María loved clarity and passion alike in science and art. She was a devoted admirer of the whimsical, mysterious but rationalist work of Paul Klee. While living in Munich, across from the BMW Museum, in the 1980’s she would often race from the Alte Pinakothek’s moody self-portrait by Dürer to the wild collection of Kandinsky canvasses at Lenbachhaus. But the Bauhaus was in her heart, and she collected products by Apple beginning with the original Mac in 1984, becoming a true champion of the company’s minimalist design ethos. María believed in modernity but she drove a stick-shift 1964 Volvo through her college years not only to every beach in Puerto Rico but also up blood-chilling mountain roads. Eventually she found the perfect mix of form and function in BMW’s Mini Cooper. She explained that her Mini was “the only street-legal Apple product in the market.”

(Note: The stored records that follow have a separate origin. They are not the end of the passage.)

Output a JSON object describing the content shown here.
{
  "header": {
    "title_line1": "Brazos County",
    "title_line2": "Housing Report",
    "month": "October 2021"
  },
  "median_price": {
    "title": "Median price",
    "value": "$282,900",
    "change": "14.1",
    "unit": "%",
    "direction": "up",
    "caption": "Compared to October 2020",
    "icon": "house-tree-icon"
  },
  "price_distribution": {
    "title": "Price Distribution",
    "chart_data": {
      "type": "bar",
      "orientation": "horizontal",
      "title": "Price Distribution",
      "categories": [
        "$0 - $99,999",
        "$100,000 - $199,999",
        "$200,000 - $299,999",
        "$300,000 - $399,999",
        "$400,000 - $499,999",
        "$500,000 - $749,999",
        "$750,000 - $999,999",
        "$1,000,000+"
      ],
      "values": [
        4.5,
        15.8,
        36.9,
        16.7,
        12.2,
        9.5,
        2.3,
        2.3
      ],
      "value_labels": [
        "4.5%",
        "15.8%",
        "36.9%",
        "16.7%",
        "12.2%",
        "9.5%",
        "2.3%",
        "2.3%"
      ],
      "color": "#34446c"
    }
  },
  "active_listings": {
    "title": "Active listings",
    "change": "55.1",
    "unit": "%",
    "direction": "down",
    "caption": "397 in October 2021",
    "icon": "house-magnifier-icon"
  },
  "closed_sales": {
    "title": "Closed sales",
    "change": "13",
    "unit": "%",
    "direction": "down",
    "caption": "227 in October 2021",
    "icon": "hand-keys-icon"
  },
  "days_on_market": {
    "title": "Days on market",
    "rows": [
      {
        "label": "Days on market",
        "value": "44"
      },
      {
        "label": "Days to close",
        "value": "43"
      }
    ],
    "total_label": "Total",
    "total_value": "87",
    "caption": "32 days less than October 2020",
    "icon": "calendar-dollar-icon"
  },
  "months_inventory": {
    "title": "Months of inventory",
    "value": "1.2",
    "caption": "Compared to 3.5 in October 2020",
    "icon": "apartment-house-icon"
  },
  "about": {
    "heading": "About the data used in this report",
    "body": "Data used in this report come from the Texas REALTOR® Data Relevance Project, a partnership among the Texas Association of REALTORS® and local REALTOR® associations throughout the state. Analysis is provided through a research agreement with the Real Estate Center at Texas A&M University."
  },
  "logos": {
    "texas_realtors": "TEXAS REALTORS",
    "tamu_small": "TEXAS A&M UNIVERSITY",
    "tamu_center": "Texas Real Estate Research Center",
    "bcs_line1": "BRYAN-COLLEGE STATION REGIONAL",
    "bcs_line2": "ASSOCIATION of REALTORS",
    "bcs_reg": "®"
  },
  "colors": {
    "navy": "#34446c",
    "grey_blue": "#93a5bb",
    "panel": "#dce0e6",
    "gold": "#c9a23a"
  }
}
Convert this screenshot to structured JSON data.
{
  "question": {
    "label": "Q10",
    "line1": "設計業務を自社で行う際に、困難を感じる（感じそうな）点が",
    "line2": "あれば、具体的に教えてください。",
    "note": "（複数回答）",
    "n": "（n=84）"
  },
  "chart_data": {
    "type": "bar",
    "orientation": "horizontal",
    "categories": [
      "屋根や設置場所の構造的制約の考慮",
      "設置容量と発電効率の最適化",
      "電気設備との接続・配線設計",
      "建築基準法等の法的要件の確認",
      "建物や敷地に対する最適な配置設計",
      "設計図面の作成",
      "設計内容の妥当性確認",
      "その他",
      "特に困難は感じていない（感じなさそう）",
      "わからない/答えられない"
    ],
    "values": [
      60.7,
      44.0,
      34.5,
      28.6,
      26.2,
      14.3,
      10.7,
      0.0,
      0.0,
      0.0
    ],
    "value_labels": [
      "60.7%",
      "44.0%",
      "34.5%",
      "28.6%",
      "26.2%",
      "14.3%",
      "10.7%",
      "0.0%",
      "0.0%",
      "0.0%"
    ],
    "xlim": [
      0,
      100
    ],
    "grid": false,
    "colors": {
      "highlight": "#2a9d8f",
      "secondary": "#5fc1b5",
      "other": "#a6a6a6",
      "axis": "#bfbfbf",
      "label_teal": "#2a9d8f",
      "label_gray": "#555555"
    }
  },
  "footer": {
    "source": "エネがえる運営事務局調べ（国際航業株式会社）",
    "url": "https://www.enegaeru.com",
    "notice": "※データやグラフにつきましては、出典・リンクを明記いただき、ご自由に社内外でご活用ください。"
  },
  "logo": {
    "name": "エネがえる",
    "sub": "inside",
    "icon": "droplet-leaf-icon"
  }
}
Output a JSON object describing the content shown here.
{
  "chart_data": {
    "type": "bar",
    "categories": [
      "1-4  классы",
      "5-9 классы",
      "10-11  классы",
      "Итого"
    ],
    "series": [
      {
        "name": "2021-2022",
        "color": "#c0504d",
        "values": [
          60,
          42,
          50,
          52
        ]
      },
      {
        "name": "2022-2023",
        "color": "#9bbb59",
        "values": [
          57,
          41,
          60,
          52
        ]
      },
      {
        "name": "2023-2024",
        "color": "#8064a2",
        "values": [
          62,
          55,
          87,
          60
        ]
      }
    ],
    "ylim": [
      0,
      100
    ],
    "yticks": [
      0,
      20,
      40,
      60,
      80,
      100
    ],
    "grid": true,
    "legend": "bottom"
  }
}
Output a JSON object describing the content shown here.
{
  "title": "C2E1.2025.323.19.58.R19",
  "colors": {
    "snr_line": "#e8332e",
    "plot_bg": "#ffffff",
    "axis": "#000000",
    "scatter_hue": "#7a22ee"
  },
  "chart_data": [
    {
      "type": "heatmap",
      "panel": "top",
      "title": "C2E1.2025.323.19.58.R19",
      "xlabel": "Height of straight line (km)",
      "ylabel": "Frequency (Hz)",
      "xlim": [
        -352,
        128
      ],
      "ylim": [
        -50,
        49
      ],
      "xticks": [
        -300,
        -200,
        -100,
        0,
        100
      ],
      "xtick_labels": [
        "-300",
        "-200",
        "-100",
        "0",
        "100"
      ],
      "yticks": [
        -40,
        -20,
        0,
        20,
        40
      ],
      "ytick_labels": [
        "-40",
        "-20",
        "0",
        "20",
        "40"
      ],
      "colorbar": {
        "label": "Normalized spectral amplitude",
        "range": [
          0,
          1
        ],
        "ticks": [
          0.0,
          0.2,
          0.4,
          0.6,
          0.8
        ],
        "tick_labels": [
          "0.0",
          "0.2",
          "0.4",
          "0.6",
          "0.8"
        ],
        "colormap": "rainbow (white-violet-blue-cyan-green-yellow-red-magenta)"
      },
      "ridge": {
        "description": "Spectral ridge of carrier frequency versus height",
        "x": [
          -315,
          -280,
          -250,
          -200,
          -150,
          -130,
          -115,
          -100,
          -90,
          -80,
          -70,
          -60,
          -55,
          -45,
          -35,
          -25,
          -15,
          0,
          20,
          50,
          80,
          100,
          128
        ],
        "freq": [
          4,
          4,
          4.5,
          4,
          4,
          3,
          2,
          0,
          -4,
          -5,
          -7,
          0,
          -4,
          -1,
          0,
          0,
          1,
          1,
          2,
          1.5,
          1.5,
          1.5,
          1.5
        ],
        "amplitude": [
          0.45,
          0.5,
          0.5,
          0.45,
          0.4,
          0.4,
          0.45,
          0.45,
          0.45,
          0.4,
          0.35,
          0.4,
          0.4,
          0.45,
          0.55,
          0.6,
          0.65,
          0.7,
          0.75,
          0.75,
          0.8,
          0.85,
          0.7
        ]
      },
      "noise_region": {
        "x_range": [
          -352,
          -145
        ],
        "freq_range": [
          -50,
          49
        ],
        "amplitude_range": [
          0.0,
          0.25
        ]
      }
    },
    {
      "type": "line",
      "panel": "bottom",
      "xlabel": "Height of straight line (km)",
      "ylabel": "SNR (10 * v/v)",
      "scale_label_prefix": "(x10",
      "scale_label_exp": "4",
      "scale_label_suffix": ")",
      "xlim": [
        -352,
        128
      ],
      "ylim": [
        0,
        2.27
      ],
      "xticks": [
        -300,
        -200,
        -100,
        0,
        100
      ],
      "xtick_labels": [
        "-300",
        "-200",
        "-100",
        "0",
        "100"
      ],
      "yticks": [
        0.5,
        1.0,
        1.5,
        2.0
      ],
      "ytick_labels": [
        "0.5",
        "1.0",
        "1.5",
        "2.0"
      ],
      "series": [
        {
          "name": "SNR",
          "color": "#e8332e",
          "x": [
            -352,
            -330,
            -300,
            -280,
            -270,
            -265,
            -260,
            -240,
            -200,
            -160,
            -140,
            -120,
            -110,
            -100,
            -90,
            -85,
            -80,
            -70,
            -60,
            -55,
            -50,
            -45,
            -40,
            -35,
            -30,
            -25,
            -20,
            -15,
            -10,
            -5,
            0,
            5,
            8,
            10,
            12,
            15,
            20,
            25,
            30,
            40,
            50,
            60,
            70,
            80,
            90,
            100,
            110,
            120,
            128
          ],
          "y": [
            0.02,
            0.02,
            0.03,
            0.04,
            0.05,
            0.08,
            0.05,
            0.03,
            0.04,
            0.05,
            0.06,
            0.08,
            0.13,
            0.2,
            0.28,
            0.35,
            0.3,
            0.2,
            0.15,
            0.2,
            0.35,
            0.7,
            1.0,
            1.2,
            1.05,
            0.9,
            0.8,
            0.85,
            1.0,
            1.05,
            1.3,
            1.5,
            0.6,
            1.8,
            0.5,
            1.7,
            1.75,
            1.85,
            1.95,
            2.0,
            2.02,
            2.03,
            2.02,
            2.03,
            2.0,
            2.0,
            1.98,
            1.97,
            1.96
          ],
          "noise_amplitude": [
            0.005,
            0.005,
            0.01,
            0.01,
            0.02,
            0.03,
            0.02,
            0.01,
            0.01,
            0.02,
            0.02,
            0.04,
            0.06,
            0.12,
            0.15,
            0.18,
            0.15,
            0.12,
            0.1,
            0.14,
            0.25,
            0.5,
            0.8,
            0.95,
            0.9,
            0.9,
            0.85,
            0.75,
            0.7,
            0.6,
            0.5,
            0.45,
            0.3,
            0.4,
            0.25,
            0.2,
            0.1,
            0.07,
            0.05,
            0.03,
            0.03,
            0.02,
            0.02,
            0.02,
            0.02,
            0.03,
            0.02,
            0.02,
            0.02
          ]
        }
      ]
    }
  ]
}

A dedicated scientist and skeptic, María believed in always looking deeper; not only at data or evidence but at one’s self and the world. Her favorite quotation was from Albert Camus, “Nothing in this world is worth turning away from what one loves,” which was a popular citation on college campuses, even emblazoned in posters. But she followed the trail to the pages of Camus’ 1947 novel, The Plague, and there took his words to heart in their full context. And quoted the next sentence, too: “And yet I do turn away, I too, without being able to know why.”
“Not inspirational-poster material, but the material nonetheless,” she said. No matter how often she may have been asked or forced to look away by people, circumstances or her own limits, María always turned back upon the matter at hand, always returned to the fray. “To know why” was María’s quest, and the day she left us, she was still finding pleasure and fulfillment in that work.
María García-Moll is survived by her husband, attorney and biologist Berge Hampar, her mother Solange Moll-Folch, her sisters Solange and Teresa García-Moll, her brother Alberto García-Moll and her many devoted friends and family in the USA and all over the world.
Donations can be made to American Cancer Society.